Il éclate de rire...
-Pourquoi tu ris ? Tu fais quoi la nuit si tu ne dors pas ?
- Je pète !
- Quoi ?
-Je pète !
- Tu pètes?
Moi aussi j'éclate de rire....
-Très poétique tout ça mais mis à part tes flatulences tu fais quoi d'autres ?
- Je pète....
Il éclate de rire de nouveau...
- Ne me dis pas que tu pètes toute la nuit quand même ?
- Ben si je pète !
- Alors tu pètes tout le temps ?
- Oui...je pète !
Pat ne sait ni lire ni écrire alors on va dire qu' il fait de la poésie à sa manière :
Pat p(o)ète toute la nuit dans son studio.
- Bon on va aller dîner, je ne sais pas ce qu'il y a au menu mais on va essayer d'éviter les choux et les oignons...hein Pat ?
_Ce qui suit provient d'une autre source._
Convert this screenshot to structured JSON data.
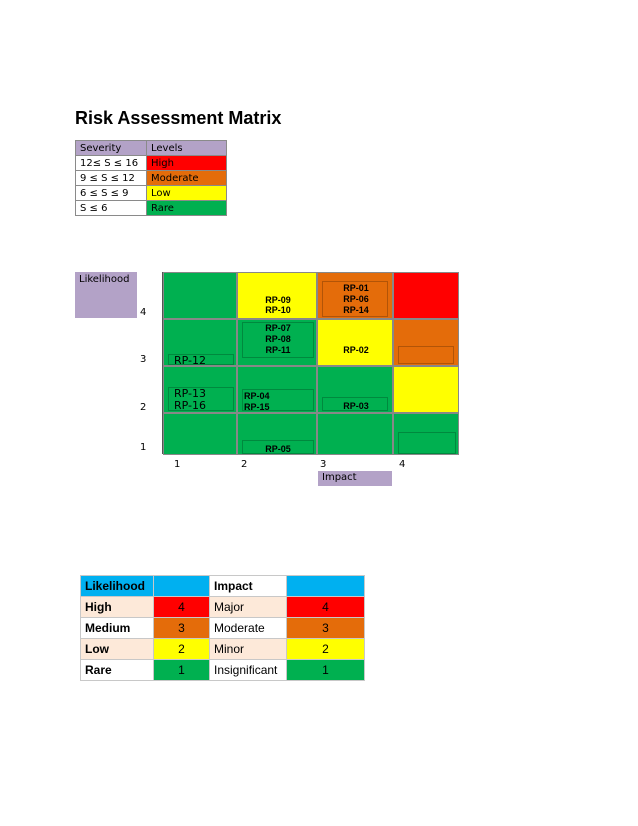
{
  "title": "Risk Assessment Matrix",
  "severity_table": {
    "headers": [
      "Severity",
      "Levels"
    ],
    "rows": [
      {
        "range": "12≤ S ≤ 16",
        "level": "High",
        "color": "#ff0000"
      },
      {
        "range": "9 ≤ S ≤ 12",
        "level": "Moderate",
        "color": "#e46c0a"
      },
      {
        "range": "6 ≤ S ≤ 9",
        "level": "Low",
        "color": "#ffff00"
      },
      {
        "range": "S ≤ 6",
        "level": "Rare",
        "color": "#00b050"
      }
    ]
  },
  "matrix": {
    "likelihood_label": "Likelihood",
    "impact_label": "Impact",
    "y_ticks": [
      "4",
      "3",
      "2",
      "1"
    ],
    "x_ticks": [
      "1",
      "2",
      "3",
      "4"
    ],
    "cells": {
      "r4c2": [
        "RP-09",
        "RP-10"
      ],
      "r4c3": [
        "RP-01",
        "RP-06",
        "RP-14"
      ],
      "r3c1": [
        "RP-12"
      ],
      "r3c2": [
        "RP-07",
        "RP-08",
        "RP-11"
      ],
      "r3c3": [
        "RP-02"
      ],
      "r2c1": [
        "RP-13",
        "RP-16"
      ],
      "r2c2": [
        "RP-04",
        "RP-15"
      ],
      "r2c3": [
        "RP-03"
      ],
      "r1c2": [
        "RP-05"
      ]
    }
  },
  "scale_table": {
    "headers": {
      "likelihood": "Likelihood",
      "impact": "Impact"
    },
    "rows": [
      {
        "likelihood": "High",
        "likelihood_value": "4",
        "impact": "Major",
        "impact_value": "4",
        "color": "#ff0000"
      },
      {
        "likelihood": "Medium",
        "likelihood_value": "3",
        "impact": "Moderate",
        "impact_value": "3",
        "color": "#e46c0a"
      },
      {
        "likelihood": "Low",
        "likelihood_value": "2",
        "impact": "Minor",
        "impact_value": "2",
        "color": "#ffff00"
      },
      {
        "likelihood": "Rare",
        "likelihood_value": "1",
        "impact": "Insignificant",
        "impact_value": "1",
        "color": "#00b050"
      }
    ]
  }
}
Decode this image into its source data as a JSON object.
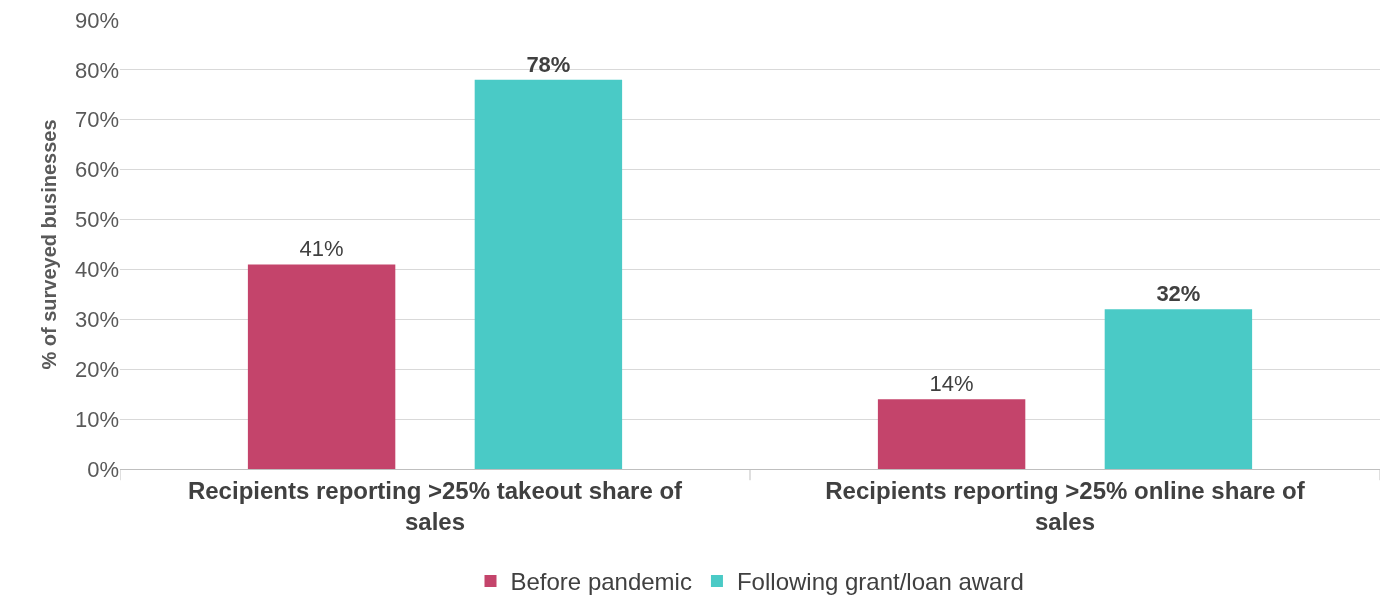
{
  "chart_data": {
    "type": "bar",
    "ylabel": "% of surveyed businesses",
    "categories": [
      "Recipients reporting >25% takeout share of sales",
      "Recipients reporting >25% online share of sales"
    ],
    "series": [
      {
        "name": "Before pandemic",
        "color": "#c4446b",
        "values": [
          41,
          14
        ],
        "value_labels": [
          "41%",
          "14%"
        ]
      },
      {
        "name": "Following grant/loan award",
        "color": "#4acac6",
        "values": [
          78,
          32
        ],
        "value_labels": [
          "78%",
          "32%"
        ]
      }
    ],
    "ylim": [
      0,
      90
    ],
    "yticks": [
      {
        "value": 0,
        "label": "0%"
      },
      {
        "value": 10,
        "label": "10%"
      },
      {
        "value": 20,
        "label": "20%"
      },
      {
        "value": 30,
        "label": "30%"
      },
      {
        "value": 40,
        "label": "40%"
      },
      {
        "value": 50,
        "label": "50%"
      },
      {
        "value": 60,
        "label": "60%"
      },
      {
        "value": 70,
        "label": "70%"
      },
      {
        "value": 80,
        "label": "80%"
      },
      {
        "value": 90,
        "label": "90%"
      }
    ],
    "grid": "y",
    "legend": "bottom"
  }
}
Il éclate de rire de nouveau.
Claudine qui a suivit la conversation sourit également.
Pourtant quand elle revient du boulot elle tire souvent une tête pas possible...ses cheveux sont en bataille.....
....une profonde expression de tristesse et d'épuisement envahi tout le visage de Claudine.
Souvent je m'efforce d'avoir une humeur joyeuse et de les entraîner avec moi.
Là du coup c'est Pat qui a dressé le décor.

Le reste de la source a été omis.